Section 49-1455(2), which requires a candidate committee to report "In-kind contributions or expenditures at fair market value as both contributions and expenditures. . ."

Section 49-1430 defines an in-kind contribution or expenditure as a contribution or expenditure otherwise defined, other than money, as distinguished from an independent expenditure defined in Section 49-1429 as an expenditure not made at the direction of, or under the control of, another person and if the expenditure is not a contribution to a committee.

Contributions and expenditures are defined in Section 49-1415 and Section 49-1419. Basically, contributions and expenditures constitute anything of ascertainable monetary value given or made for the purpose of influencing the nomination or election of a candidate.

Under the statutes cited, an in-kind contribution is an item purchased or a thing of value given to, or provided for the benefit of, a candidate other than money being contributed thereto.

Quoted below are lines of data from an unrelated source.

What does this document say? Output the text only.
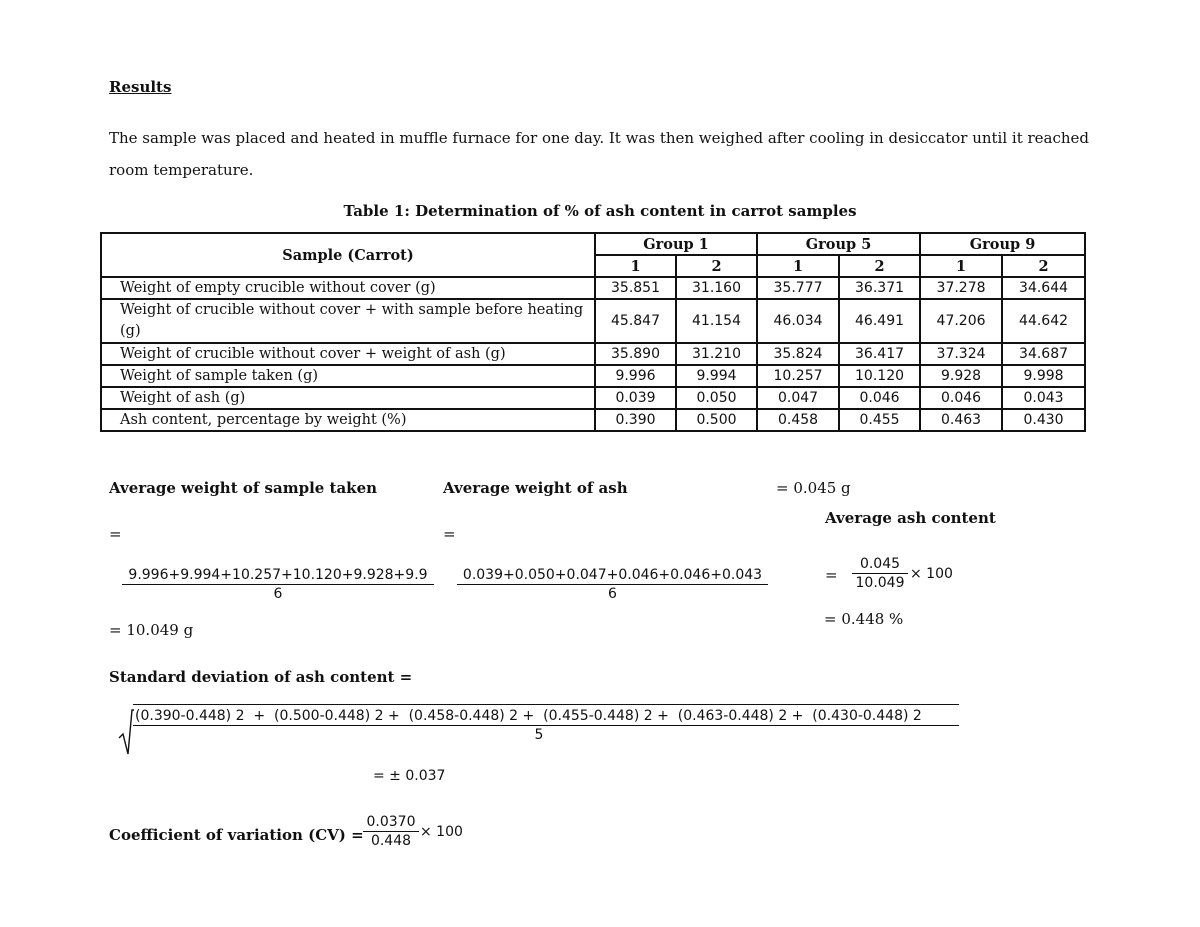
Results
The sample was placed and heated in muffle furnace for one day. It was then weighed after cooling in desiccator until it reached room temperature.
Table 1: Determination of % of ash content in carrot samples
Sample (Carrot)	Group 1		Group 5		Group 9	
	1	2	1	2	1	2
Weight of empty crucible without cover (g)	35.851	31.160	35.777	36.371	37.278	34.644
Weight of crucible without cover + with sample before heating (g)	45.847	41.154	46.034	46.491	47.206	44.642
Weight of crucible without cover + weight of ash (g)	35.890	31.210	35.824	36.417	37.324	34.687
Weight of sample taken (g)	9.996	9.994	10.257	10.120	9.928	9.998
Weight of ash (g)	0.039	0.050	0.047	0.046	0.046	0.043
Ash content, percentage by weight (%)	0.390	0.500	0.458	0.455	0.463	0.430
Average weight of sample taken
=
9.996+9.994+10.257+10.120+9.928+9.9
6
= 10.049 g
Average weight of ash
=
0.039+0.050+0.047+0.046+0.046+0.043
6
= 0.045 g
Average ash content
=
0.045
10.049
× 100
= 0.448 %
Standard deviation of ash content =
(0.390-0.448) 2  +  (0.500-0.448) 2 +  (0.458-0.448) 2 +  (0.455-0.448) 2 +  (0.463-0.448) 2 +  (0.430-0.448) 2
5
= ± 0.037
Coefficient of variation (CV) =
0.0370
0.448
× 100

In this case, by permitting a candidate or his committee to use the non-profit bulk mailing rate privilege accorded to a political party committee, a thing of ascertainable monetary value is, in effect, given to the candidate and his committee by the party committee. The candidate is supposed to mail at his own expense and at standard bulk rates as distinguished from non-profit bulk rates. See Section 454.23 and 454.5, Postal Operations Manual. In order to mail at non-profit bulk rates, the item mailed must contain an identification of the authorized permit holder. Section 623.6, Domestic Mail Manual. In order to comply with this requirement, it is our understanding that the campaign material in question contained the statement that it was "Paid for by Nebraska Republican State Central Committee," even though its printing and mailing were actually paid for by the candidate committee. The party committee paid no part of the printing or the mailing other than permitting its non-profit mail permit to be so used. (Section 49-1474.01 requires the name of the person or committee "at whose instance or request such . . . circular . . . is so printed, published or reproduced "to be printed thereon.)

As to the reporting of the difference in value between the standard bulk mailing rate and the non-profit mailing rate by both the party committee and the candidate committee as an in-kind contribution (and/or expenditure), Federal Election Commission Rule, 11 CFR 100.07(a) (1) (iii) (A), provides that the term "anything of value" includes all in-kind contributions, and that "If goods or services are provided at less than the usual and normal charge, the amount of the in-kind contribution is the difference between the usual and the normal charge for the goods or services at the time of the contribution and the amount charged the political committee." See also 11 CFR 100.08 (a) (1) (iv) (A).

There are a series of Federal Election Commission advisory opinions which view a discount below the "usual and normal charge" to be an in-kind contribution, and where goods or services are provided at a charge which is less than the usual and normal charge, the provider thereof is deemed to have made an in-kind contribution in the amount of the difference between the usual and normal charge for those goods and services at the time of the contribution and the amount charged. See Federal Election Commission advisory opinions AO 1978-45; Informational Letter re AOR 1976-30, Paragraph 6002, CCH, Federal Election Campaign Guide; AO 1982-4; AO 1982-8; AO 1977-45.

Therefore, in view of the rationale of the foregoing advisory opinions and the postal regulations to the effect that a candidate is not entitled to mail at the non-profit bulk rate, it is our position that the difference in cost by reason of permitting the use of the party committee's permit at a rate less than what the candidate would have paid for a similar mailing had he done so on his own bulk-rate permit should be deemed to be an in-kind contribution and reportable on the Campaign Statements of both the political party committee and the candidate.